The constitution is the source of where the courts derive their power. Being able to change the level of power you have seems to be against the constitutions purpose of defining, limiting, and binding the Govt.
Article III, Section 2, Clause 1 of the Constitution states:
The judicial Power shall extend to all Cases, in Law and Equity, arising under this Constitution,
That kind of parsimonious interpretation has no legal bearing. A dispute over the meaning of the Constitution would naturally arise under [the laws of] the Constitution.
It should also be noted that it was long-standing British common law that courts ruled on the interpretation of law, and that there was ample precedent in the US revolutionary period of state Supreme Courts voiding state laws under state constitutions. Virtually every reference to the notion of questions of constitutionality pre-Marbury v Madison accepts that the judicial courts would play a role in this regard. The only extent to which the decision would have been surprising would have been in arguing whose opinion won it in the case of conflicts. (Note that nullification crises continued up to the Civil War).

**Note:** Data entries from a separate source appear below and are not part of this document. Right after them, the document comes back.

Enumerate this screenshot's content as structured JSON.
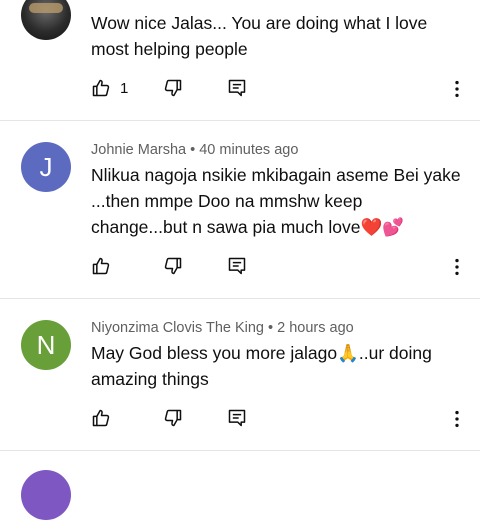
{
  "comments": [
    {
      "meta": "",
      "text": "Wow nice Jalas... You are doing what I love most helping people",
      "likes": "1"
    },
    {
      "avatar_letter": "J",
      "avatar_color": "#5c6bc0",
      "meta": "Johnie Marsha • 40 minutes ago",
      "text": "Nlikua nagoja nsikie mkibagain aseme Bei yake ...then mmpe Doo na mmshw keep change...but n sawa pia much love❤️💕",
      "likes": ""
    },
    {
      "avatar_letter": "N",
      "avatar_color": "#689f38",
      "meta": "Niyonzima Clovis The King • 2 hours ago",
      "text": "May God bless you more jalago🙏..ur doing amazing things",
      "likes": ""
    },
    {
      "avatar_letter": "",
      "avatar_color": "#7e57c2",
      "meta": "",
      "text": "",
      "likes": ""
    }
  ],
  "icons": {
    "like": "thumb-up-icon",
    "dislike": "thumb-down-icon",
    "reply": "reply-icon",
    "more": "more-vert-icon"
  },
  "colors": {
    "meta_text": "#606060",
    "divider": "#e5e5e5"
  }
}
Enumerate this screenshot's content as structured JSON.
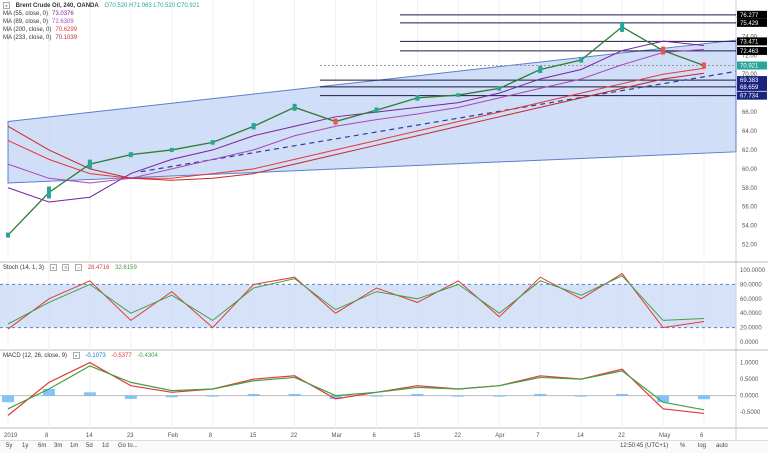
{
  "header": {
    "symbol": "Brent Crude Oil, 240, OANDA",
    "ohlc": "O70.520  H71.063  L70.520  C70.921",
    "mas": [
      {
        "label": "MA (55, close, 0)",
        "value": "73.0376",
        "color": "#7b1fa2"
      },
      {
        "label": "MA (89, close, 0)",
        "value": "72.6309",
        "color": "#ab47bc"
      },
      {
        "label": "MA (200, close, 0)",
        "value": "70.6299",
        "color": "#e53935"
      },
      {
        "label": "MA (233, close, 0)",
        "value": "70.1039",
        "color": "#c62828"
      }
    ]
  },
  "stoch_label": {
    "title": "Stoch (14, 1, 3)",
    "k": "28.4716",
    "d": "32.6159"
  },
  "macd_label": {
    "title": "MACD (12, 26, close, 9)",
    "hist": "-0.1073",
    "macd": "-0.5377",
    "signal": "-0.4304"
  },
  "price_axis": [
    "76.00",
    "74.00",
    "72.00",
    "70.00",
    "68.00",
    "66.00",
    "64.00",
    "62.00",
    "60.00",
    "58.00",
    "56.00",
    "54.00",
    "52.00"
  ],
  "price_tags": [
    {
      "value": "76.277",
      "bg": "#000000"
    },
    {
      "value": "75.429",
      "bg": "#000000"
    },
    {
      "value": "73.471",
      "bg": "#000000"
    },
    {
      "value": "72.463",
      "bg": "#000000"
    },
    {
      "value": "70.921",
      "bg": "#26a69a"
    },
    {
      "value": "69.383",
      "bg": "#1a237e"
    },
    {
      "value": "68.659",
      "bg": "#1a237e"
    },
    {
      "value": "67.734",
      "bg": "#1a237e"
    }
  ],
  "stoch_axis": [
    "100.0000",
    "80.0000",
    "60.0000",
    "40.0000",
    "20.0000",
    "0.0000"
  ],
  "macd_axis": [
    "1.0000",
    "0.5000",
    "0.0000",
    "-0.5000"
  ],
  "time_axis": [
    "2019",
    "8",
    "14",
    "23",
    "Feb",
    "8",
    "15",
    "22",
    "Mar",
    "6",
    "15",
    "22",
    "Apr",
    "7",
    "14",
    "22",
    "May",
    "6"
  ],
  "bottom_bar": {
    "timeframes": [
      "5y",
      "1y",
      "6m",
      "3m",
      "1m",
      "5d",
      "1d",
      "Go to..."
    ],
    "clock": "12:50:45 (UTC+1)",
    "toggles": [
      "%",
      "log",
      "auto"
    ]
  },
  "chart_data": {
    "type": "line",
    "title": "Brent Crude Oil, 240, OANDA",
    "series": [
      {
        "name": "Price",
        "x": [
          "2019",
          "8",
          "14",
          "23",
          "Feb",
          "8",
          "15",
          "22",
          "Mar",
          "6",
          "15",
          "22",
          "Apr",
          "7",
          "14",
          "22",
          "May",
          "6"
        ],
        "values": [
          53.0,
          57.5,
          60.5,
          61.5,
          62.0,
          62.8,
          64.5,
          66.5,
          65.0,
          66.2,
          67.5,
          67.8,
          68.5,
          70.5,
          71.5,
          75.0,
          72.5,
          70.92
        ]
      },
      {
        "name": "MA (55, close, 0)",
        "values": [
          58.0,
          56.5,
          57.0,
          59.5,
          61.0,
          62.0,
          63.5,
          64.5,
          65.5,
          66.0,
          66.5,
          67.0,
          68.0,
          69.5,
          70.5,
          72.5,
          73.5,
          73.04
        ]
      },
      {
        "name": "MA (89, close, 0)",
        "values": [
          60.5,
          59.0,
          58.5,
          59.0,
          60.0,
          61.0,
          62.0,
          63.5,
          64.5,
          65.2,
          65.8,
          66.5,
          67.5,
          68.5,
          69.5,
          71.0,
          72.3,
          72.63
        ]
      },
      {
        "name": "MA (200, close, 0)",
        "values": [
          63.0,
          61.0,
          59.5,
          59.0,
          59.0,
          59.5,
          60.0,
          61.0,
          62.0,
          63.0,
          64.0,
          65.0,
          66.0,
          67.0,
          68.0,
          69.0,
          70.0,
          70.63
        ]
      },
      {
        "name": "MA (233, close, 0)",
        "values": [
          64.5,
          62.0,
          60.0,
          59.0,
          58.8,
          59.0,
          59.5,
          60.5,
          61.5,
          62.5,
          63.5,
          64.5,
          65.5,
          66.5,
          67.5,
          68.5,
          69.5,
          70.1
        ]
      }
    ],
    "ylim": [
      51,
      77
    ],
    "channel": {
      "upper": [
        65.0,
        73.6
      ],
      "lower": [
        58.5,
        61.8
      ]
    },
    "stoch": {
      "k": [
        18,
        60,
        85,
        30,
        70,
        20,
        80,
        90,
        40,
        75,
        55,
        85,
        35,
        90,
        60,
        95,
        20,
        28.47
      ],
      "d": [
        25,
        55,
        80,
        40,
        65,
        30,
        75,
        88,
        45,
        70,
        60,
        80,
        40,
        85,
        65,
        92,
        30,
        32.62
      ],
      "ylim": [
        0,
        100
      ],
      "bands": [
        20,
        80
      ]
    },
    "macd": {
      "macd": [
        -0.6,
        0.4,
        1.0,
        0.3,
        0.1,
        0.2,
        0.5,
        0.6,
        -0.1,
        0.1,
        0.3,
        0.2,
        0.3,
        0.6,
        0.5,
        0.8,
        -0.4,
        -0.54
      ],
      "signal": [
        -0.4,
        0.2,
        0.9,
        0.4,
        0.15,
        0.2,
        0.45,
        0.55,
        0.0,
        0.1,
        0.25,
        0.2,
        0.3,
        0.55,
        0.5,
        0.75,
        -0.2,
        -0.43
      ],
      "ylim": [
        -0.8,
        1.2
      ]
    },
    "grid": true
  }
}
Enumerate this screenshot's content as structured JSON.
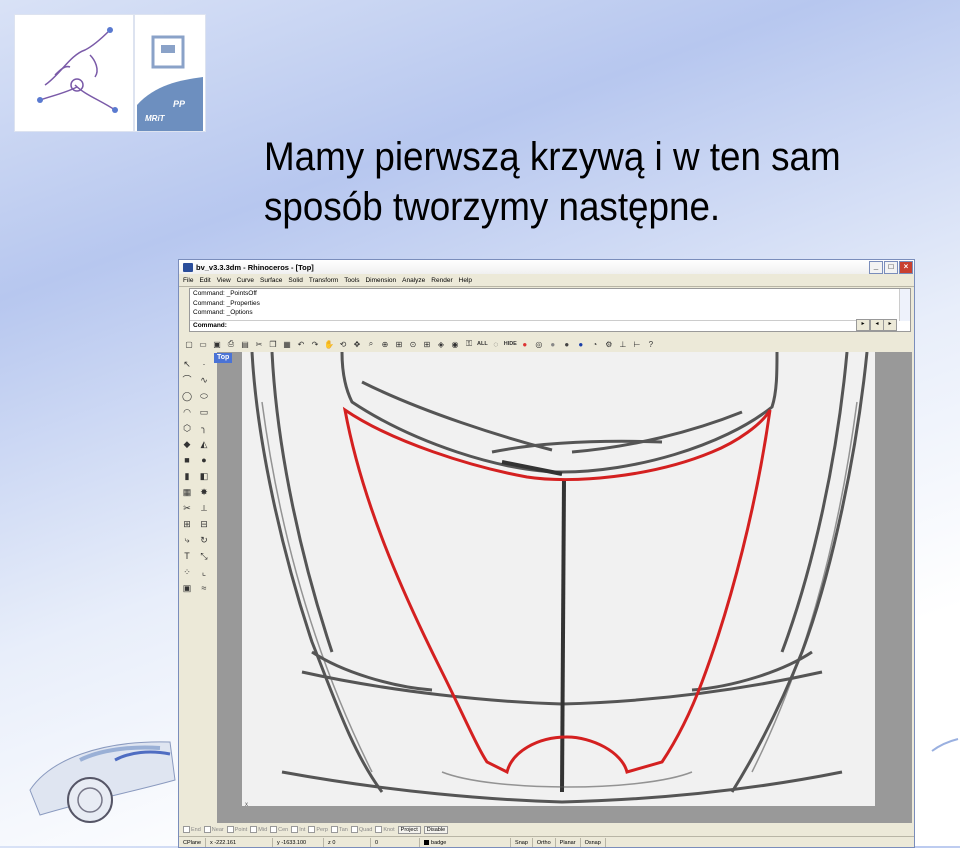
{
  "slide": {
    "title_line1": "Mamy pierwszą krzywą i w ten sam",
    "title_line2": "sposób tworzymy następne."
  },
  "window": {
    "title": "bv_v3.3.3dm - Rhinoceros - [Top]",
    "controls": {
      "minimize": "_",
      "maximize": "□",
      "close": "×"
    }
  },
  "menu": [
    "File",
    "Edit",
    "View",
    "Curve",
    "Surface",
    "Solid",
    "Transform",
    "Tools",
    "Dimension",
    "Analyze",
    "Render",
    "Help"
  ],
  "command_history": [
    "Command: _PointsOff",
    "Command: _Properties",
    "Command: _Options"
  ],
  "command_prompt": "Command:",
  "toolbar": {
    "all_label": "ALL",
    "hide_label": "HIDE"
  },
  "viewport": {
    "label": "Top",
    "axis_x": "x",
    "axis_y": "y",
    "curve_color": "#d42020"
  },
  "osnap": {
    "items": [
      "End",
      "Near",
      "Point",
      "Mid",
      "Cen",
      "Int",
      "Perp",
      "Tan",
      "Quad",
      "Knot"
    ],
    "project": "Project",
    "disable": "Disable"
  },
  "status": {
    "cplane": "CPlane",
    "x": "x -222.161",
    "y": "y -1633.100",
    "z": "z 0",
    "extra": "0",
    "layer": "badge",
    "buttons": [
      "Snap",
      "Ortho",
      "Planar",
      "Osnap"
    ]
  }
}
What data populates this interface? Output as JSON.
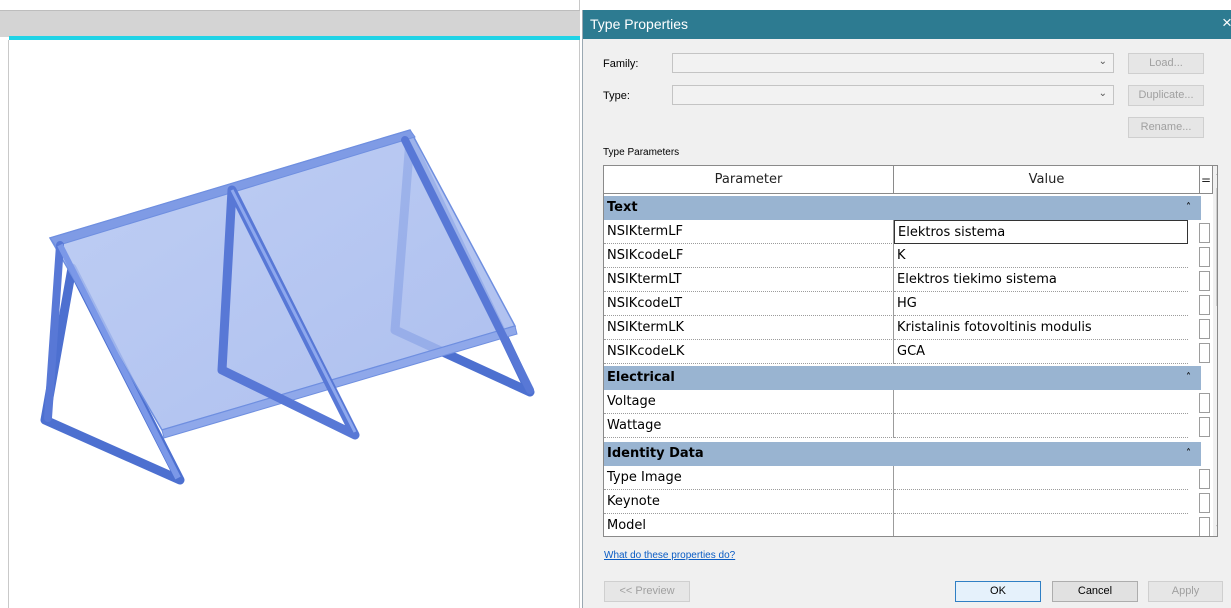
{
  "dialog": {
    "title": "Type Properties",
    "close_glyph": "×",
    "family_label": "Family:",
    "family_value": "",
    "type_label": "Type:",
    "type_value": "",
    "load_label": "Load...",
    "duplicate_label": "Duplicate...",
    "rename_label": "Rename...",
    "type_parameters_label": "Type Parameters",
    "help_link": "What do these properties do?",
    "preview_label": "<< Preview",
    "ok_label": "OK",
    "cancel_label": "Cancel",
    "apply_label": "Apply"
  },
  "grid": {
    "header_parameter": "Parameter",
    "header_value": "Value",
    "header_eq": "=",
    "groups": [
      {
        "name": "Text",
        "rows": [
          {
            "parameter": "NSIKtermLF",
            "value": "Elektros sistema"
          },
          {
            "parameter": "NSIKcodeLF",
            "value": "K"
          },
          {
            "parameter": "NSIKtermLT",
            "value": "Elektros tiekimo sistema"
          },
          {
            "parameter": "NSIKcodeLT",
            "value": "HG"
          },
          {
            "parameter": "NSIKtermLK",
            "value": "Kristalinis fotovoltinis modulis"
          },
          {
            "parameter": "NSIKcodeLK",
            "value": "GCA"
          }
        ]
      },
      {
        "name": "Electrical",
        "rows": [
          {
            "parameter": "Voltage",
            "value": ""
          },
          {
            "parameter": "Wattage",
            "value": ""
          }
        ]
      },
      {
        "name": "Identity Data",
        "rows": [
          {
            "parameter": "Type Image",
            "value": ""
          },
          {
            "parameter": "Keynote",
            "value": ""
          },
          {
            "parameter": "Model",
            "value": ""
          }
        ]
      }
    ]
  },
  "colors": {
    "titlebar": "#2d7b91",
    "group_header": "#99b4d1",
    "panel_fill": "#a9bdf0",
    "frame": "#5d7fd9",
    "viewport_tab_line": "#1fd3e6"
  }
}
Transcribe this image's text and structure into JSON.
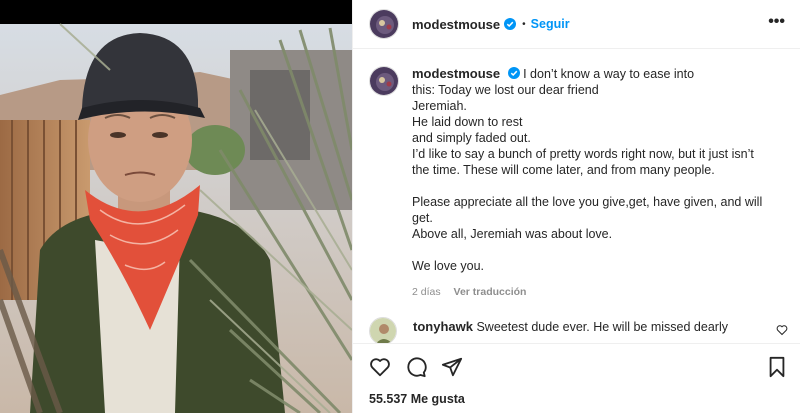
{
  "post": {
    "username": "modestmouse",
    "follow_label": "Seguir",
    "caption_lines": [
      "I don’t know a way to ease into",
      "this: Today we lost our dear friend",
      "Jeremiah.",
      "He laid down to rest",
      "and simply faded out.",
      "I’d like to say a bunch of pretty words right now, but it just isn’t",
      "the time. These will come later, and from many people."
    ],
    "caption_para2": [
      "Please appreciate all the love you give,get, have given, and will",
      "get.",
      "Above all, Jeremiah was about love."
    ],
    "caption_para3": "We love you.",
    "time_ago": "2 días",
    "translate_label": "Ver traducción",
    "likes": "55.537 Me gusta"
  },
  "comment": {
    "username": "tonyhawk",
    "text": "Sweetest dude ever. He will be missed dearly"
  },
  "icons": {
    "verified": "verified-badge-icon",
    "more": "more-options-icon",
    "like": "heart-icon",
    "comment": "comment-icon",
    "share": "share-icon",
    "save": "bookmark-icon"
  },
  "colors": {
    "accent": "#0095f6",
    "text": "#262626",
    "muted": "#8e8e8e",
    "border": "#efefef"
  }
}
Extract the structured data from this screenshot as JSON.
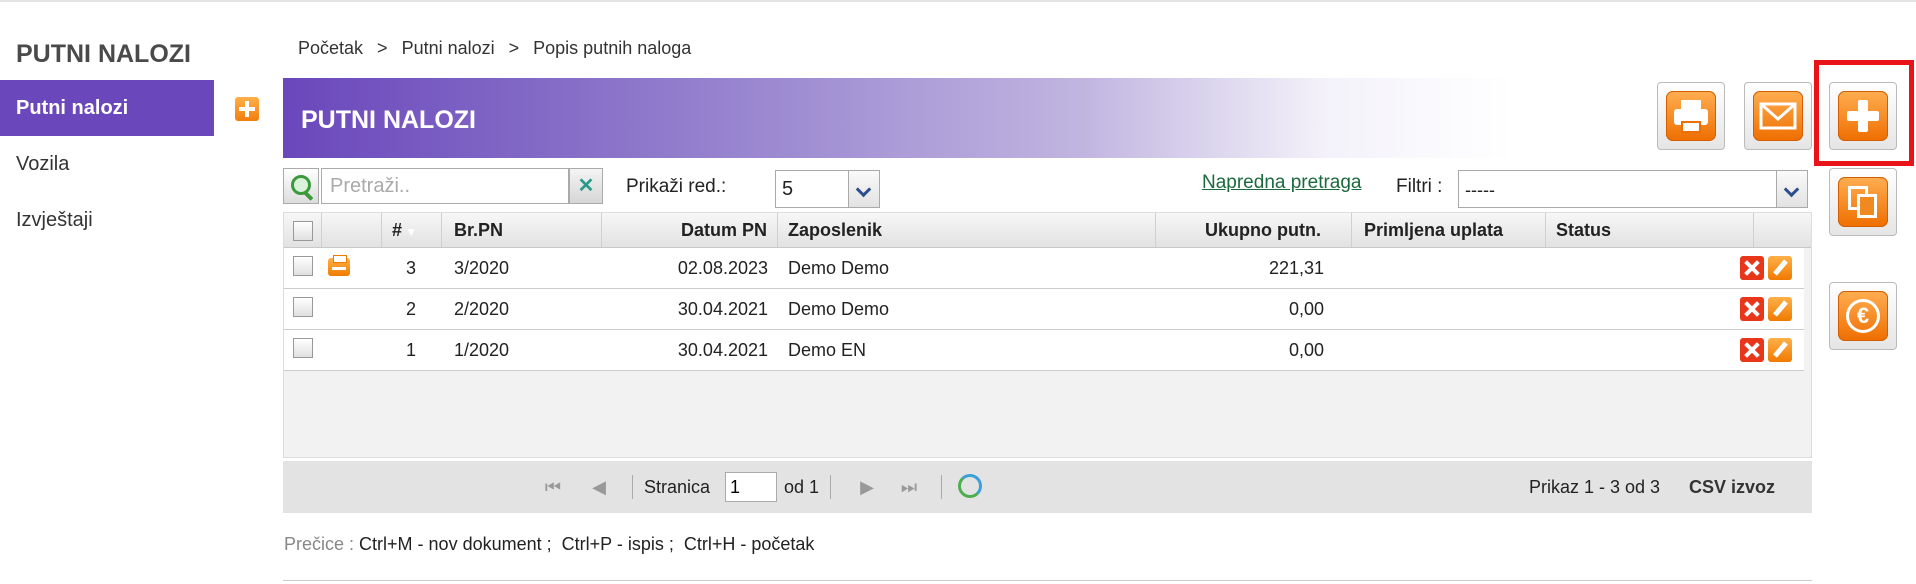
{
  "sidebar": {
    "title": "PUTNI NALOZI",
    "items": [
      {
        "label": "Putni nalozi",
        "active": true
      },
      {
        "label": "Vozila"
      },
      {
        "label": "Izvještaji"
      }
    ]
  },
  "breadcrumb": [
    "Početak",
    "Putni nalozi",
    "Popis putnih naloga"
  ],
  "breadcrumb_sep": ">",
  "header": {
    "title": "PUTNI NALOZI"
  },
  "toolbar": {
    "search_placeholder": "Pretraži..",
    "rows_label": "Prikaži red.:",
    "rows_value": "5",
    "advanced_search": "Napredna pretraga",
    "filter_label": "Filtri :",
    "filter_value": "-----"
  },
  "table": {
    "columns": [
      "#",
      "Br.PN",
      "Datum PN",
      "Zaposlenik",
      "Ukupno putn.",
      "Primljena uplata",
      "Status"
    ],
    "rows": [
      {
        "num": "3",
        "br": "3/2020",
        "datum": "02.08.2023",
        "zaposlenik": "Demo Demo",
        "ukupno": "221,31",
        "uplata": "",
        "status": "",
        "printed": true
      },
      {
        "num": "2",
        "br": "2/2020",
        "datum": "30.04.2021",
        "zaposlenik": "Demo Demo",
        "ukupno": "0,00",
        "uplata": "",
        "status": ""
      },
      {
        "num": "1",
        "br": "1/2020",
        "datum": "30.04.2021",
        "zaposlenik": "Demo EN",
        "ukupno": "0,00",
        "uplata": "",
        "status": ""
      }
    ]
  },
  "pager": {
    "page_label": "Stranica",
    "page_value": "1",
    "of_label": "od 1",
    "summary": "Prikaz 1 - 3 od 3",
    "csv_label": "CSV izvoz"
  },
  "shortcuts": {
    "label": "Prečice :",
    "items": [
      "Ctrl+M - nov dokument ;",
      "Ctrl+P - ispis ;",
      "Ctrl+H - početak"
    ]
  },
  "colors": {
    "accent": "#6a47bb",
    "action_orange": "#f27d0c",
    "highlight_frame": "#e8141a"
  }
}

What I think we should do is revisit what exactly SCOTUS does, and why. Right now they basically have the final say in any question of constitutionality, and the outcomes are either "it's constitutional" or "it's unconstitutional". I think that's wrong - the third possible outcome should be "Constitution is ambiguous on this". Currently this gets folded into one of the other options, depending on the majority of the court, but I think it's a poor model - if Constitution really is ambiguous, I don't want a simple majority of a few unelected people, many of whom are quite partisan, to make that decision.
Instead, I think this option (ambiguity) should be explicit. The way it would work is something like this - if the court decision is unanimous (or maybe with at most one dissenter) one way or the other, then it's assumed that the Constitution is really unambiguous on the subject, and that's the ruling - same as now.
But if you get a bigger split, then the ruling is automatically "ambiguous". At that point all the disagreeing parties on the court should have to sit down and write a short opinion on what changes to the Constitution they would require to make the other side's opinion unambiguously correct (if there are more than two sides - which can be the case if different judges rule the same way for different and unrelated reasons - then such opinions should be written for all parties other than the one in question).
Then, those opinions are automatically submitted as proposed constitutional amendments to the states for ratification, per usual procedure, except that each state can only ratify one at a time, and there's a reasonable time limit. If one of the amendments wins, then (since all judges have already stated under oath that this is what is required to remove any ambiguity) the ruling is in favor of the corresponding opinion.
If none of the amendments get the requisite majority of state ratifications, then court decides based on simple majority, just like today - but the resulting decision is not considered binding precedent, and only applies to that one case. If the same ambiguity arises in future cases, the process has to be repeated.
Ideally, this should be combined with a lower bar for constitutional amendments - 3/4 of states is really quite ridiculous, given the sheer number of them, and population differences. Something like 2/3 would be more sensible. Although ideally it should incorporate direct popular vote in a referendum as well, in a series of cascading vetoes to check each other - e.g. 2/3 of popular vote is enough to amend, but a simple majority of states can veto that, but 3/4 of popular vote can override the veto.